In part 1 the goal is to find for a training function the best fitting ideal function amongst 50 candidates. There are a total of 4 different training functions and for each, the ideal function has to be found. A function is a collection of x- and y- coordinates and is provided for in a .csv file. Within the 50 candidates, the ideal function which has the lowest squared error towards the training function, is defined as the ideal function. This in essence is a variation of the “Mean squared error” and is a popular loss function towards models are optimised (Kerzel, 2020). The Squared Error has a couple of properties Because the deviation is squared we always have a positive result Large deviations have a strong impact I now describe in written words how the algorithm which I implemented for part 1 works. The implementation itself can be found in chapter 5. For each training function, go over each point and calculate the deviation of the y-value towards a candidate ideal function. Square the deviation and sum all up, this value is defined as Squared Error. Do this for all candidate functions and the function which has the lowest Squared Error, is the ideal function. The result is thus 4 ideal functions.

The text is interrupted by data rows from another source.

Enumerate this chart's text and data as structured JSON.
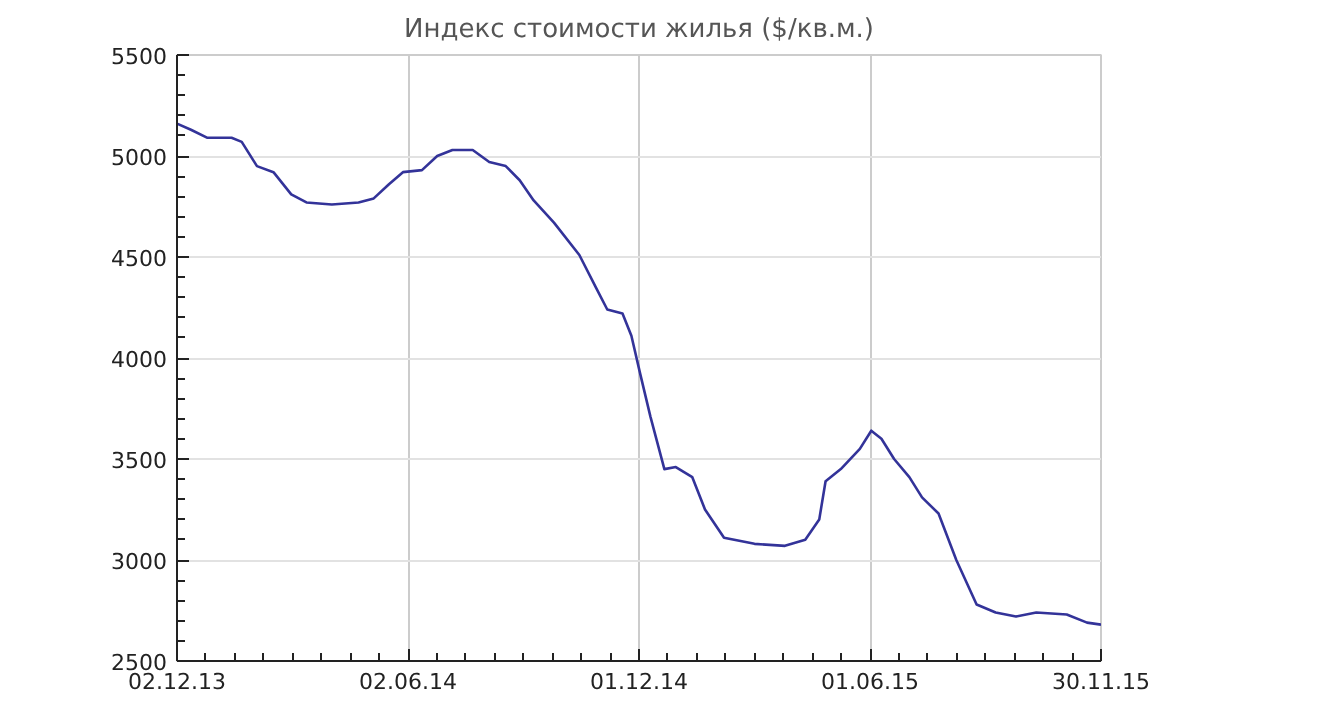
{
  "chart_data": {
    "type": "line",
    "title": "Индекс стоимости жилья ($/кв.м.)",
    "x": [
      "2013-12-02",
      "2013-12-13",
      "2013-12-26",
      "2014-01-14",
      "2014-01-22",
      "2014-02-03",
      "2014-02-16",
      "2014-03-02",
      "2014-03-14",
      "2014-04-03",
      "2014-04-24",
      "2014-05-06",
      "2014-05-18",
      "2014-05-29",
      "2014-06-13",
      "2014-06-25",
      "2014-07-07",
      "2014-07-23",
      "2014-08-05",
      "2014-08-18",
      "2014-08-29",
      "2014-09-09",
      "2014-09-25",
      "2014-10-15",
      "2014-10-28",
      "2014-11-06",
      "2014-11-18",
      "2014-11-25",
      "2014-12-02",
      "2014-12-10",
      "2014-12-21",
      "2014-12-30",
      "2015-01-12",
      "2015-01-22",
      "2015-02-06",
      "2015-03-02",
      "2015-03-26",
      "2015-04-11",
      "2015-04-22",
      "2015-04-27",
      "2015-05-09",
      "2015-05-24",
      "2015-06-02",
      "2015-06-10",
      "2015-06-20",
      "2015-07-02",
      "2015-07-12",
      "2015-07-25",
      "2015-08-08",
      "2015-08-24",
      "2015-09-08",
      "2015-09-24",
      "2015-10-10",
      "2015-11-03",
      "2015-11-19",
      "2015-11-30"
    ],
    "series": [
      {
        "color": "#333399",
        "values": [
          5160,
          5130,
          5090,
          5090,
          5070,
          4950,
          4920,
          4810,
          4770,
          4760,
          4770,
          4790,
          4860,
          4920,
          4930,
          5000,
          5030,
          5030,
          4970,
          4950,
          4880,
          4780,
          4670,
          4510,
          4350,
          4240,
          4220,
          4110,
          3920,
          3710,
          3450,
          3460,
          3410,
          3250,
          3110,
          3080,
          3070,
          3100,
          3200,
          3390,
          3450,
          3550,
          3640,
          3600,
          3500,
          3410,
          3310,
          3230,
          3000,
          2780,
          2740,
          2720,
          2740,
          2730,
          2690,
          2680
        ]
      }
    ],
    "xlim": [
      "2013-12-02",
      "2015-11-30"
    ],
    "xticks": [
      {
        "value": "2013-12-02",
        "label": "02.12.13"
      },
      {
        "value": "2014-06-02",
        "label": "02.06.14"
      },
      {
        "value": "2014-12-01",
        "label": "01.12.14"
      },
      {
        "value": "2015-06-01",
        "label": "01.06.15"
      },
      {
        "value": "2015-11-30",
        "label": "30.11.15"
      }
    ],
    "ylim": [
      2500,
      5500
    ],
    "yticks": [
      2500,
      3000,
      3500,
      4000,
      4500,
      5000,
      5500
    ],
    "grid": true,
    "marker": "none",
    "line_style": "solid"
  }
}
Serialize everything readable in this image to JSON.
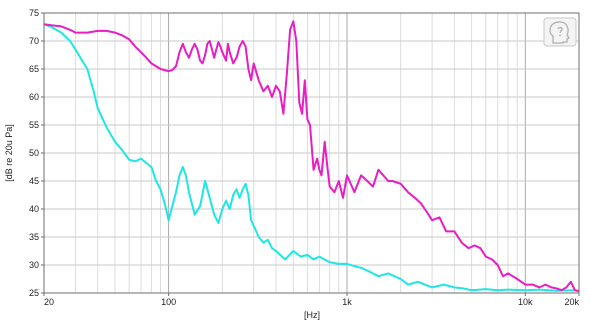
{
  "chart_data": {
    "type": "line",
    "xlabel": "[Hz]",
    "ylabel": "[dB re 20u Pa]",
    "xscale": "log",
    "xlim": [
      20,
      20000
    ],
    "ylim": [
      25,
      75
    ],
    "grid": true,
    "legend": "none",
    "xticks": [
      {
        "value": 20,
        "label": "20"
      },
      {
        "value": 100,
        "label": "100"
      },
      {
        "value": 1000,
        "label": "1k"
      },
      {
        "value": 10000,
        "label": "10k"
      },
      {
        "value": 20000,
        "label": "20k"
      }
    ],
    "yticks": [
      25,
      30,
      35,
      40,
      45,
      50,
      55,
      60,
      65,
      70,
      75
    ],
    "series": [
      {
        "color": "#e81ec2",
        "x": [
          20,
          22,
          25,
          28,
          30,
          35,
          40,
          45,
          50,
          55,
          60,
          65,
          70,
          75,
          80,
          90,
          95,
          100,
          105,
          110,
          115,
          120,
          125,
          130,
          135,
          140,
          145,
          150,
          155,
          160,
          165,
          170,
          175,
          180,
          185,
          190,
          195,
          200,
          210,
          215,
          220,
          230,
          240,
          250,
          260,
          270,
          280,
          290,
          300,
          320,
          340,
          360,
          380,
          400,
          420,
          440,
          460,
          480,
          500,
          520,
          540,
          560,
          580,
          600,
          620,
          650,
          680,
          700,
          720,
          750,
          780,
          800,
          850,
          900,
          950,
          1000,
          1100,
          1200,
          1300,
          1400,
          1500,
          1600,
          1700,
          1800,
          2000,
          2200,
          2400,
          2600,
          2800,
          3000,
          3300,
          3600,
          4000,
          4400,
          4800,
          5200,
          5600,
          6000,
          6500,
          7000,
          7500,
          8000,
          8500,
          9000,
          10000,
          11000,
          12000,
          13000,
          14000,
          15000,
          16000,
          17000,
          18000,
          19000,
          20000
        ],
        "values": [
          73,
          72.8,
          72.6,
          72,
          71.5,
          71.5,
          71.8,
          71.8,
          71.5,
          71,
          70.3,
          69,
          68,
          67,
          66,
          65,
          64.8,
          64.6,
          64.8,
          65.5,
          68,
          69.5,
          68,
          67,
          68.5,
          69.5,
          68.5,
          66.5,
          66,
          67.5,
          69.5,
          70,
          68.5,
          67,
          68.5,
          69.8,
          69,
          68,
          66.5,
          69.5,
          68,
          66,
          67,
          69,
          70,
          69,
          65,
          63,
          66,
          63,
          61,
          62,
          60,
          62,
          61,
          57,
          64,
          72,
          73.5,
          70,
          59,
          57,
          63,
          56,
          55,
          47,
          49,
          47,
          46,
          52,
          47,
          44,
          43,
          45,
          42,
          46,
          43,
          46,
          45,
          44,
          47,
          46,
          45,
          45,
          44.5,
          43,
          42,
          41,
          39.5,
          38,
          38.5,
          36,
          36,
          34,
          33,
          33.5,
          33,
          31.5,
          31,
          30,
          28,
          28.5,
          28,
          27.5,
          26.5,
          26.5,
          26,
          26.5,
          26,
          25.8,
          25.5,
          26,
          27,
          25.5,
          25.3
        ]
      },
      {
        "color": "#1ee6e6",
        "x": [
          20,
          22,
          25,
          28,
          30,
          32,
          35,
          38,
          40,
          45,
          50,
          55,
          60,
          65,
          70,
          80,
          85,
          90,
          95,
          100,
          110,
          115,
          120,
          125,
          130,
          140,
          150,
          160,
          170,
          180,
          190,
          200,
          210,
          220,
          230,
          240,
          250,
          260,
          270,
          280,
          290,
          300,
          320,
          340,
          360,
          380,
          400,
          450,
          500,
          550,
          600,
          650,
          700,
          800,
          900,
          1000,
          1100,
          1200,
          1300,
          1400,
          1500,
          1700,
          2000,
          2200,
          2500,
          3000,
          3500,
          4000,
          4500,
          5000,
          6000,
          7000,
          8000,
          10000,
          12000,
          15000,
          18000,
          20000
        ],
        "values": [
          73,
          72.5,
          71.5,
          70,
          68.5,
          67,
          65,
          61,
          58,
          54.5,
          52,
          50.5,
          48.8,
          48.5,
          49,
          47.5,
          45,
          43.5,
          41,
          38,
          43,
          46,
          47.5,
          46,
          43,
          39,
          40.5,
          45,
          42,
          39,
          37.5,
          40,
          41.5,
          40,
          42.5,
          43.5,
          42,
          43.5,
          44.5,
          42.5,
          38,
          37,
          35,
          34,
          34.5,
          33,
          32.5,
          31,
          32.5,
          31.5,
          31.8,
          31,
          31.5,
          30.5,
          30.2,
          30.2,
          29.8,
          29.5,
          29,
          28.5,
          28,
          28.5,
          27.5,
          26.5,
          27,
          26,
          26.5,
          26,
          25.8,
          25.5,
          25.7,
          25.5,
          25.6,
          25.5,
          25.6,
          25.4,
          25.5,
          25.4
        ]
      }
    ]
  }
}
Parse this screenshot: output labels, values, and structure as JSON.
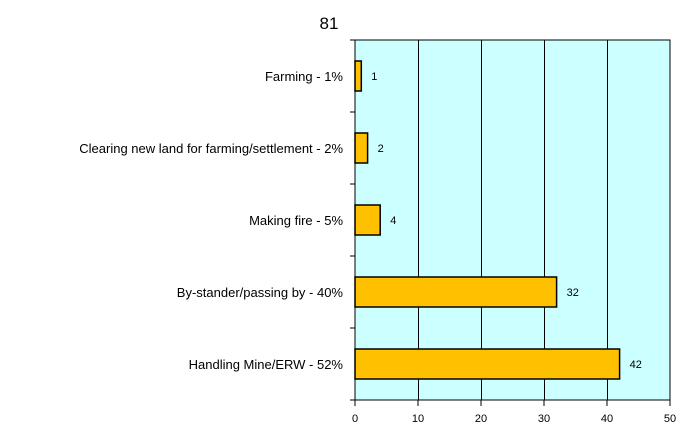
{
  "chart_data": {
    "type": "bar",
    "orientation": "horizontal",
    "title": "81",
    "xlabel": "",
    "ylabel": "",
    "categories": [
      "Farming - 1%",
      "Clearing new land for farming/settlement - 2%",
      "Making fire - 5%",
      "By-stander/passing by - 40%",
      "Handling Mine/ERW - 52%"
    ],
    "values": [
      1,
      2,
      4,
      32,
      42
    ],
    "data_labels": [
      "1",
      "2",
      "4",
      "32",
      "42"
    ],
    "xlim": [
      0,
      50
    ],
    "xticks": [
      0,
      10,
      20,
      30,
      40,
      50
    ],
    "xtick_labels": [
      "0",
      "10",
      "20",
      "30",
      "40",
      "50"
    ],
    "grid": true,
    "legend": false,
    "colors": {
      "plot_background": "#ccffff",
      "bar_fill": "#ffc000",
      "bar_stroke": "#000000",
      "grid": "#000000"
    }
  }
}
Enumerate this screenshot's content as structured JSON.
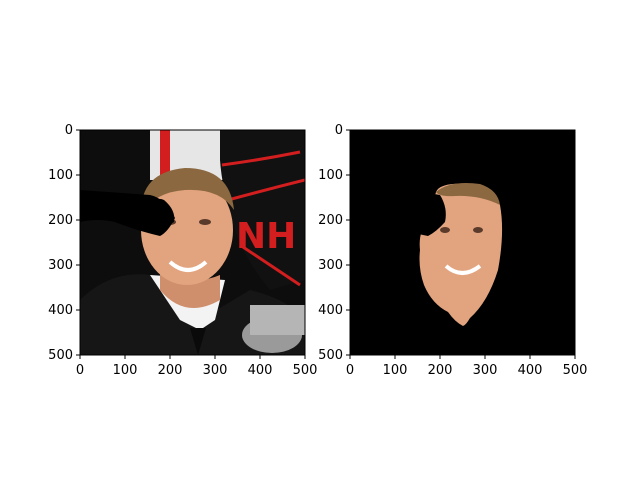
{
  "chart_data": [
    {
      "type": "image",
      "content": "masked photograph: portrait of a man with the left side of the frame partly covered by a black blob near the eye",
      "xlim": [
        0,
        500
      ],
      "ylim": [
        500,
        0
      ],
      "xticks": [
        0,
        100,
        200,
        300,
        400,
        500
      ],
      "yticks": [
        0,
        100,
        200,
        300,
        400,
        500
      ],
      "xlabel": "",
      "ylabel": "",
      "title": "",
      "grid": false
    },
    {
      "type": "image",
      "content": "segmented face on black background, with a black blob covering part of the left eye region",
      "xlim": [
        0,
        500
      ],
      "ylim": [
        500,
        0
      ],
      "xticks": [
        0,
        100,
        200,
        300,
        400,
        500
      ],
      "yticks": [
        0,
        100,
        200,
        300,
        400,
        500
      ],
      "xlabel": "",
      "ylabel": "",
      "title": "",
      "grid": false
    }
  ],
  "colors": {
    "axis": "#000000",
    "background_black": "#000000",
    "banner_gray": "#e7e7e7",
    "nhl_red": "#d01f1f",
    "suit": "#141414",
    "skin": "#e2a37f",
    "skin_shadow": "#c47f5d",
    "hair": "#8b6840",
    "shirt": "#f4f4f4"
  }
}
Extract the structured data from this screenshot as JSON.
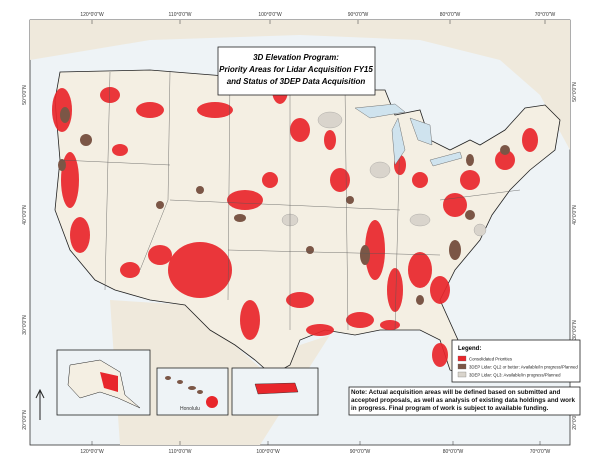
{
  "header": {
    "title": [
      "3D Elevation Program:",
      "Priority Areas for Lidar Acquisition FY15",
      "and Status of 3DEP Data Acquisition"
    ]
  },
  "graticule": {
    "top": [
      "120°0'0\"W",
      "110°0'0\"W",
      "100°0'0\"W",
      "90°0'0\"W",
      "80°0'0\"W",
      "70°0'0\"W"
    ],
    "bottom": [
      "120°0'0\"W",
      "110°0'0\"W",
      "100°0'0\"W",
      "90°0'0\"W",
      "80°0'0\"W",
      "70°0'0\"W"
    ],
    "left": [
      "50°0'0\"N",
      "40°0'0\"N",
      "30°0'0\"N",
      "20°0'0\"N"
    ],
    "right": [
      "50°0'0\"N",
      "40°0'0\"N",
      "30°0'0\"N",
      "20°0'0\"N"
    ]
  },
  "legend": {
    "title": "Legend:",
    "items": [
      {
        "label": "Consolidated Priorities",
        "color": "#e8262b"
      },
      {
        "label": "3DEP Lidar: QL2 or better: Available/In progress/Planned",
        "color": "#7b5646"
      },
      {
        "label": "3DEP Lidar: QL3: Available/In progress/Planned",
        "color": "#d9d4cc"
      }
    ]
  },
  "note": "Note: Actual acquisition areas will be defined based on submitted and accepted proposals, as well as analysis of existing data holdings and work in progress.  Final program of work is subject to available funding.",
  "insets": {
    "hawaii_label": "Honolulu"
  }
}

In part 2, a collection of points is provided for as .csv file, and for each point it needs to be determined if it can be assigned towards one of the 4 ideal functions. In addition, if a match is made the deviation has to be computed. Again, in words how the assigning of points in the implementation works. Implementation details can be found in chapter 6. For each point within the test data collection, compute the absolute linear deviation (ald) to each of the ideal functions. Determine for each deviation if it is within lower than the tolerance. If multiple fit, pick the classification with the lowest ald. The computation of the tolerance is given within the assignment, and equals to the largest deviation between training- and ideal function multiplied with sqrt(2).
In addition to the computation, data has to be written towards a SQLite database. Three databases have to be generated. A database which mirrors the training data set A database which mirrors the candidate ideal functions data set A database which stores the classification towards the ideal functions together with the deviation Ad 3: The assignment did not provide any detail towards what should be saved if no classification can be made. Furthermore, if no classification can be made the deviation cannot be provided for either. The program writes in the case of no classification “-” within the “No of ideal func” column and “-1” within the “Delta Y (test func)” column.
Python alternative dependencies may be required such as Pandas, Weh etc. Note: Part 1 solution is verified but not part 2. Part 2 is still under errors and is giving only tentative results to failure.